Мой желудок внезапно ожил. Нет ничего равного чинте синезе.
– Отличный кусок. Твой дядя, уж конечно, не откажется?
– Вы искусительница, донна Каренца, – сказал Филиппо, почему-то басом.
– Ладно, – согласился я. – Но только…
– Но только – что? – Каренца заломила руки.
Этого я вынести не мог.
– Только если я сам ее приготовлю.
– Что угодно! Что угодно, ты, маленький паршивец! Твоя мать не для того тебя на меня оставила, чтобы ты себя голодом заморил! Не мучай меня больше! Готовь, если ты этого хочешь! Готовь!

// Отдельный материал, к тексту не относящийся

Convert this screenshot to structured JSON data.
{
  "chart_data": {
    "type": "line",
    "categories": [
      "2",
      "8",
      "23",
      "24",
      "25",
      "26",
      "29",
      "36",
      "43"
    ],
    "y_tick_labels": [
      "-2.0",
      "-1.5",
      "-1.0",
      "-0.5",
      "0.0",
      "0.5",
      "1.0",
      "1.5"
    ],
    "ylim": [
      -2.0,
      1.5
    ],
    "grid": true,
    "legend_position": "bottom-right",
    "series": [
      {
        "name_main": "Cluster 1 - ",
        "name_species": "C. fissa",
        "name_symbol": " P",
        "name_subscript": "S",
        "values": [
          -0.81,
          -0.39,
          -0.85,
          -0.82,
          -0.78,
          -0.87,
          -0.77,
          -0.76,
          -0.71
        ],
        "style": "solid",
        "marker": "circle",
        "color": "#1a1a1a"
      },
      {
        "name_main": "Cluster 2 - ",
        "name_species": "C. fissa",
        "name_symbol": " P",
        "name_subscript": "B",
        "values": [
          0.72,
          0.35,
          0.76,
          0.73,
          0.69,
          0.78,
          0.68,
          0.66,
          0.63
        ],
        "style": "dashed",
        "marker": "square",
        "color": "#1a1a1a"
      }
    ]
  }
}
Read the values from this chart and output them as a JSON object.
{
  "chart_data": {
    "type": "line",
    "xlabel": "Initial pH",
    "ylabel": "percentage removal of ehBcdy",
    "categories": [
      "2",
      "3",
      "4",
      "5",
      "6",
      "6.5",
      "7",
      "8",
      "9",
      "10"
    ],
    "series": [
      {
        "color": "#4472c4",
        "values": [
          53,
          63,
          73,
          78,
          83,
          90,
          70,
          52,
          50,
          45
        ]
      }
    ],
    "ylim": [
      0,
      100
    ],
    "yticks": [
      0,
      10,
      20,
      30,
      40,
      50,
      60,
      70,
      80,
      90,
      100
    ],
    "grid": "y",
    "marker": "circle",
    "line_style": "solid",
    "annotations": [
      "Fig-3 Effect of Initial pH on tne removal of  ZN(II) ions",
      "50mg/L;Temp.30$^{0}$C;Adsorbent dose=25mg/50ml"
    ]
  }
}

Филиппо уселся на единственный приличный стул в кухне. Каренца попыталась сохранить свое место перед очагом, но в конце концов сдалась и удалилась, жалуясь и причитая с ужасным акцентом. Я прошел к холодной кладовой и оглядел ее. Папа приходил домой, оставлял окровавленные, перемазанные жиром свертки с мясом и уходил, не сказав ни слова. В кладовой нашлось немного обычной свинины, груда свиных потрохов и кусок нутряного сала. Каренца сегодня утром сходила на рынок и купила ветку бронзового фенхеля с тяжелыми от пыльцы цветами, щавель, горький салат. Я выбрал фенхель, вышел на двор и нарвал майорана, тимьяна, петрушки и мяты.

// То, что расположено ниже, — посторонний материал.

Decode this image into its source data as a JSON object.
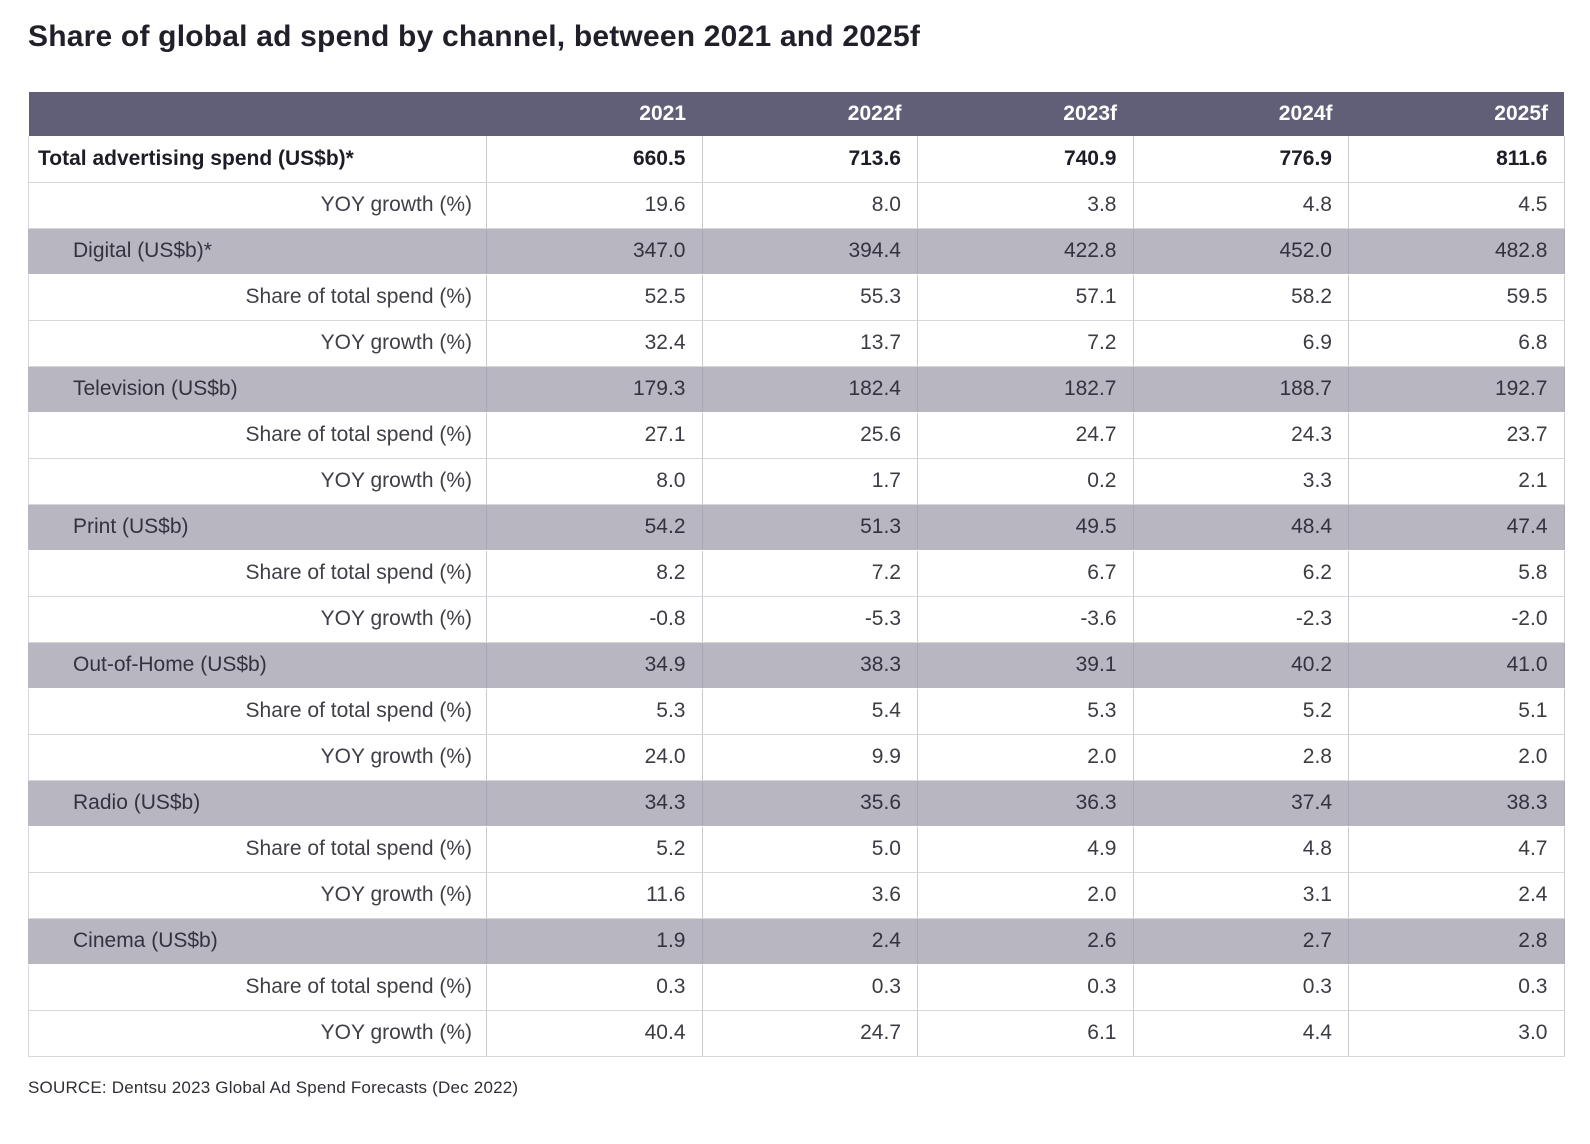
{
  "title": "Share of global ad spend by channel, between 2021 and 2025f",
  "source": "SOURCE: Dentsu 2023 Global Ad Spend Forecasts (Dec 2022)",
  "colors": {
    "header_bg": "#615f77",
    "header_text": "#ffffff",
    "category_band_bg": "#b7b6c1",
    "title_text": "#201f2a"
  },
  "chart_data": {
    "type": "table",
    "title": "Share of global ad spend by channel, between 2021 and 2025f",
    "columns": [
      "",
      "2021",
      "2022f",
      "2023f",
      "2024f",
      "2025f"
    ],
    "rows": [
      {
        "label": "Total advertising spend (US$b)*",
        "style": "total",
        "values": [
          "660.5",
          "713.6",
          "740.9",
          "776.9",
          "811.6"
        ]
      },
      {
        "label": "YOY growth (%)",
        "style": "sub",
        "values": [
          "19.6",
          "8.0",
          "3.8",
          "4.8",
          "4.5"
        ]
      },
      {
        "label": "Digital (US$b)*",
        "style": "category",
        "values": [
          "347.0",
          "394.4",
          "422.8",
          "452.0",
          "482.8"
        ]
      },
      {
        "label": "Share of total spend (%)",
        "style": "sub",
        "values": [
          "52.5",
          "55.3",
          "57.1",
          "58.2",
          "59.5"
        ]
      },
      {
        "label": "YOY growth (%)",
        "style": "sub",
        "values": [
          "32.4",
          "13.7",
          "7.2",
          "6.9",
          "6.8"
        ]
      },
      {
        "label": "Television (US$b)",
        "style": "category",
        "values": [
          "179.3",
          "182.4",
          "182.7",
          "188.7",
          "192.7"
        ]
      },
      {
        "label": "Share of total spend (%)",
        "style": "sub",
        "values": [
          "27.1",
          "25.6",
          "24.7",
          "24.3",
          "23.7"
        ]
      },
      {
        "label": "YOY growth (%)",
        "style": "sub",
        "values": [
          "8.0",
          "1.7",
          "0.2",
          "3.3",
          "2.1"
        ]
      },
      {
        "label": "Print (US$b)",
        "style": "category",
        "values": [
          "54.2",
          "51.3",
          "49.5",
          "48.4",
          "47.4"
        ]
      },
      {
        "label": "Share of total spend (%)",
        "style": "sub",
        "values": [
          "8.2",
          "7.2",
          "6.7",
          "6.2",
          "5.8"
        ]
      },
      {
        "label": "YOY growth (%)",
        "style": "sub",
        "values": [
          "-0.8",
          "-5.3",
          "-3.6",
          "-2.3",
          "-2.0"
        ]
      },
      {
        "label": "Out-of-Home (US$b)",
        "style": "category",
        "values": [
          "34.9",
          "38.3",
          "39.1",
          "40.2",
          "41.0"
        ]
      },
      {
        "label": "Share of total spend (%)",
        "style": "sub",
        "values": [
          "5.3",
          "5.4",
          "5.3",
          "5.2",
          "5.1"
        ]
      },
      {
        "label": "YOY growth (%)",
        "style": "sub",
        "values": [
          "24.0",
          "9.9",
          "2.0",
          "2.8",
          "2.0"
        ]
      },
      {
        "label": "Radio (US$b)",
        "style": "category",
        "values": [
          "34.3",
          "35.6",
          "36.3",
          "37.4",
          "38.3"
        ]
      },
      {
        "label": "Share of total spend (%)",
        "style": "sub",
        "values": [
          "5.2",
          "5.0",
          "4.9",
          "4.8",
          "4.7"
        ]
      },
      {
        "label": "YOY growth (%)",
        "style": "sub",
        "values": [
          "11.6",
          "3.6",
          "2.0",
          "3.1",
          "2.4"
        ]
      },
      {
        "label": "Cinema (US$b)",
        "style": "category",
        "values": [
          "1.9",
          "2.4",
          "2.6",
          "2.7",
          "2.8"
        ]
      },
      {
        "label": "Share of total spend (%)",
        "style": "sub",
        "values": [
          "0.3",
          "0.3",
          "0.3",
          "0.3",
          "0.3"
        ]
      },
      {
        "label": "YOY growth (%)",
        "style": "sub",
        "values": [
          "40.4",
          "24.7",
          "6.1",
          "4.4",
          "3.0"
        ]
      }
    ]
  }
}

Я решил приготовить томачелли, потому что любил их, и к тому же это было кропотливое, требующее всего внимания блюдо, в которое я мог погрузиться и забыться. Так что я поставил вариться потроха, а затем отрезал часть телячьей ляжки. Каренца любит мортаделлу – сделаю для нее мортаделлу с телятиной. Я мелко нарубил телятину вместе с ее собственным жиром и свиным салом, намешал петрушки и немного майорана. Потроха сварились, я обсушил их и положил в миску. В смесь для мортаделлы пошла горстка тертого пармезана, гвоздика, корица и пара волоконцев шафрана. Туда же отправился яичный желток, а потом я погрузил руки в прохладный скользкий холм и принялся перемешивать его пальцами. Когда смесь стала гладкой и однородной, я разделил ее на круглые комочки размером с яйцо, завернул в нутряное сало и нанизал на вертел.
Пока колбаски шкварчали над огнем, я взял потроха и растолок их, добавил немного рубленой панчетты, чуток тертого пекорино, майоран, петрушку, изюм и по щепотке имбиря, мускатного ореха и перца. Связал все это парой яиц, скатал в шарики поменьше мортаделлы, завернул их в более толстую часть нутряного сала и поставил жариться в растопленном сале.
Я разложил еду на две тарелки: одну для Каренцы, вторую для Филиппо. Дядя набросился на свою порцию, облизывая пальцы и что-то восторженно бурча. Каренца надкусила одну мортаделлу и нахмурилась.